Professor of History, Benue State University, (BSU) Makurdi, Gabriel Nyityo, argued: “Talking about child’s rights from an African perspective, you must also look at what is good for the child and what is not good for the child.
“What the white or the western world considers as violations of rights may simply means safeguarding the child’s rights in our own circumstances.
“For instance, freedom of expression. In our context, as a child, people choose for you when to talk. You don’t talk anyhow.
That is why you see some of the people here appear timid when they grow up. We do not allow all the freedom of speech because you do not want to expose a child to unnecessary talks that are way beyond his or her capacity.”
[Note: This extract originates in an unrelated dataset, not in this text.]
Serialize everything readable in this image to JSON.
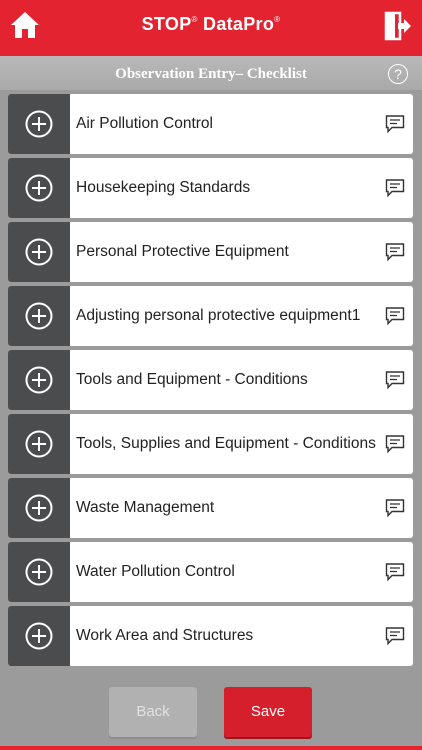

On early marriages: “If not for the health challenges arising from early marriages recently, VVF, the truth of the matter is that early marriages are ways of curbing immortality. Look at what is happening in the society today, you will appreciate the wisdom of early marriage
“For societies that want to procreate for purposes of agricultural production and for perpetuity of the lineage, they believe that these children should be married out young enough so they can have enough children.
“Most time, they don’t want matured women as new wives because their level of procreation may have dropped at that stage. They want them married out young.
“It has to do with procreation potential, the need to curb immortality among others. Of course, that does not end immortality. Some people will still not procreate at that tender age. You need to allow them to develop.”
Speaking to Daily Sun, the
The Ad’Ohimini, Idoma Traditional Area Council, John Ochayi, told Daily Sun: “In the African context, a child doesn’t have rights over whatever decisions the parents make or take for them. That is a very blunt summary of how it looks like.
“Like the Bible says, children should be obedient to their parents.
The African culture sees this obedience to be 100 per cent and in every aspect of their lives.
“In the African context, a child is supposed to obey the parents. No matter what, the parents’ views are supposed to be the ultimate.
“This goes to affect the choice of his educational life, which schools to attend. The child has no right to choose a school for himself. The quality of education is at the mercy of the parents. When to marry, who to marry or from which area to marry, all those are things the parents think they should know better than the child.
“The choice of a partner is decided by the parents almost 100 per cent in all African cultures. Parents should have rights over their children but should not abuse these rights.”
Samuel Baaki said: “For us Africans, our child rights are limited. In Benue societies, a poor father who has land to farm on does not care about the child’s right. The day he is going to the farm, he takes everyone including the young ones.
“He doesn’t care about school for that day. All he is thinking is what they will eat. And here, children are supposed to listen to their parents because no parent wishes their child evil.
Every parent looks at their choices they make for their children as the best for them for several reasons. But in everything you do, ifyou overload the child beyond his capacity, you are violating the child’s rights.”